Having come undone on the Alpe di Siusi by a combination of a dropped chain, errant fans and his own fatigue, Vincenzo Nibali has high hopes of bouncing back this week before the finish next Sunday in Turin. Can he still win this race? Time will tell.
So, it's the flame-haired Dutchman Steven Kruijswijk who takes a 2:12 lead over Colombia's Esteban Chaves going into the final phase of the race. After his horror show on Sunday's time trial, Vincenzo Nibali drops to third at 2:51 while Alejandro Valverde's solid time trial sees him up to fourth at 3:29. The top five is completed by Rafal Majka, who is 4:38 down.
Today's stage does not start until 12:35 BST because of it's bite-size profile.

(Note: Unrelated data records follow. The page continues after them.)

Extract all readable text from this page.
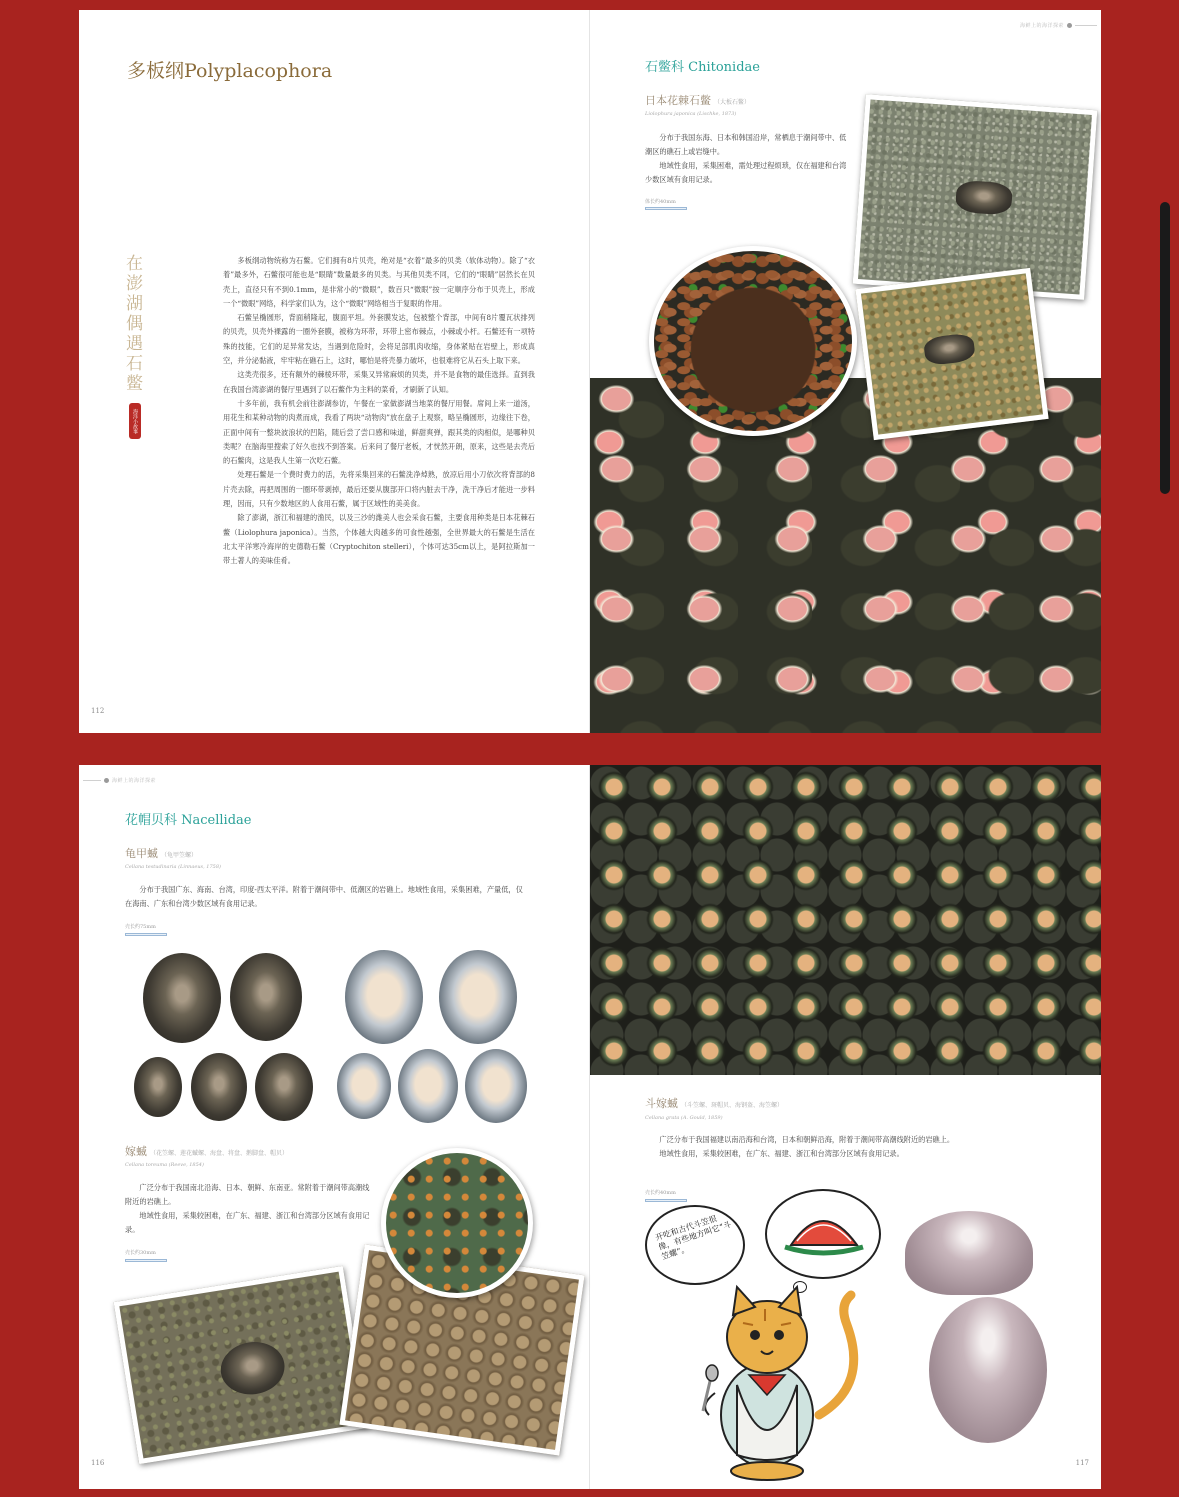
海鲜上的海洋探索
多板纲Polyplacophora
在澎湖偶遇石鳖
海洋小故事

多板纲动物统称为石鳖。它们拥有8片贝壳，绝对是“衣着”最多的贝类（软体动物）。除了“衣着”最多外，石鳖很可能也是“眼睛”数量最多的贝类。与其他贝类不同，它们的“眼睛”居然长在贝壳上，直径只有不到0.1mm，是非常小的“微眼”，数百只“微眼”按一定顺序分布于贝壳上，形成一个“微眼”网络，科学家们认为，这个“微眼”网络相当于复眼的作用。

石鳖呈椭圆形，背面稍隆起，腹面平坦。外套膜发达，包被整个背部，中间有8片覆瓦状排列的贝壳，贝壳外裸露的一圈外套膜，被称为环带，环带上密布棘点，小棘或小杆。石鳖还有一项特殊的技能，它们的足异常发达，当遇到危险时，会将足部肌肉收缩，身体紧贴在岩壁上，形成真空，并分泌黏液，牢牢粘在礁石上，这时，哪怕是将壳暴力破坏，也很难将它从石头上取下来。

这类壳很多，还有额外的棘棱环带，采集又异常麻烦的贝类，并不是食物的最佳选择。直到我在我国台湾澎湖的餐厅里遇到了以石鳖作为主料的菜肴，才刷新了认知。

十多年前，我有机会前往澎湖参访，午餐在一家做澎湖当地菜的餐厅用餐。席间上来一道汤，用花生和某种动物的肉煮而成，我看了两块“动物肉”放在盘子上观察，略呈椭圆形，边缘往下卷，正面中间有一整块波浪状的凹陷，随后尝了尝口感和味道，鲜甜爽弹，跟其类的肉相似，是哪种贝类呢？在脑海里搜索了好久也找不到答案。后来问了餐厅老板，才恍然开朗，原来，这些是去壳后的石鳖肉，这是我人生第一次吃石鳖。

处理石鳖是一个费时费力的活，先将采集回来的石鳖洗净焯熟，放凉后用小刀依次将背部的8片壳去除，再把周围的一圈环带剥掉，最后还要从腹部开口将内脏去干净，洗干净后才能进一步料理，因而，只有少数地区的人食用石鳖，属于区域性的美美食。

除了澎湖，浙江和福建的渔民，以及三沙的潍美人也会采食石鳖，主要食用种类是日本花棘石鳖（Liolophura japonica）。当然，个体越大肉越多的可食性越强，全世界最大的石鳖是生活在北太平洋寒冷海岸的史德勒石鳖（Cryptochiton stelleri），个体可达35cm以上，是阿拉斯加一带土著人的美味佳肴。

112
石鳖科 Chitonidae
日本花棘石鳖 （大板石鳖）
Liolophura japonica (Lischke, 1873)

分布于我国东海、日本和韩国沿岸，常栖息于潮间带中、低潮区的礁石上或岩缝中。

地域性食用，采集困难，需处理过程烦琐，仅在福建和台湾少数区域有食用记录。

体长约40mm
海鲜上的海洋探索
花帽贝科 Nacellidae
龟甲蝛 （龟甲笠螺）
Cellana testudinaria (Linnaeus, 1758)

分布于我国广东、海南、台湾，印度-西太平洋。附着于潮间带中、低潮区的岩礁上。地域性食用，采集困难，产量低，仅在海南、广东和台湾少数区域有食用记录。

壳长约75mm
嫁蝛 （花笠螺、莲花蝛螺、海盘、将盘、鹅脚盘、帽贝）
Cellana toreuma (Reeve, 1854)

广泛分布于我国南北沿海、日本、朝鲜、东南亚。常附着于潮间带高潮线附近的岩礁上。

地域性食用，采集较困难，在广东、福建、浙江和台湾部分区域有食用记录。

壳长约30mm
116
斗嫁蝛 （斗笠螺、斑帽贝、海钢盔、海笠螺）
Cellana grata (A. Gould, 1859)

广泛分布于我国福建以南沿海和台湾，日本和朝鲜沿海，附着于潮间带高潮线附近的岩礁上。

地域性食用，采集较困难，在广东、福建、浙江和台湾部分区域有食用记录。

壳长约40mm
开吃和古代斗笠很像，有些地方叫它“斗笠螺”。
117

But don't let that put you off - there are three climbs on the agenda, including the 15km-long Passo della Mendola, which has an average gradient of 6.5% and peaks at 10%. It's definitely a day for a break to get away - and stay out - but it remains to be seen if the GC favourites come out and play, or keep their powder dry for some of the bigger Alpine stages later in the week.
On Sunday, Steven Kruiswijk (LottoNL-Jumbo) blew away his rivals in the third and final Giro d'Italia time-trial from Castelrotto to Alpe di Siusi as 2013 champion Vincenzo Nibali suffered a series of setbacks that left him far off the pace on Sunday. The Dutchman, riding a pink-tinged bike, extended his overall lead after finishing second to surprise stage winner Alexander Foliforov (Gazprom-RusVelo) of Russia.
Hello and welcome to live coverage of stage 16 of the Giro d'Italia as the race resumes after the third rest day with a short but sharp 132km stage to the ski resort of Andalo on the Paganella plateau.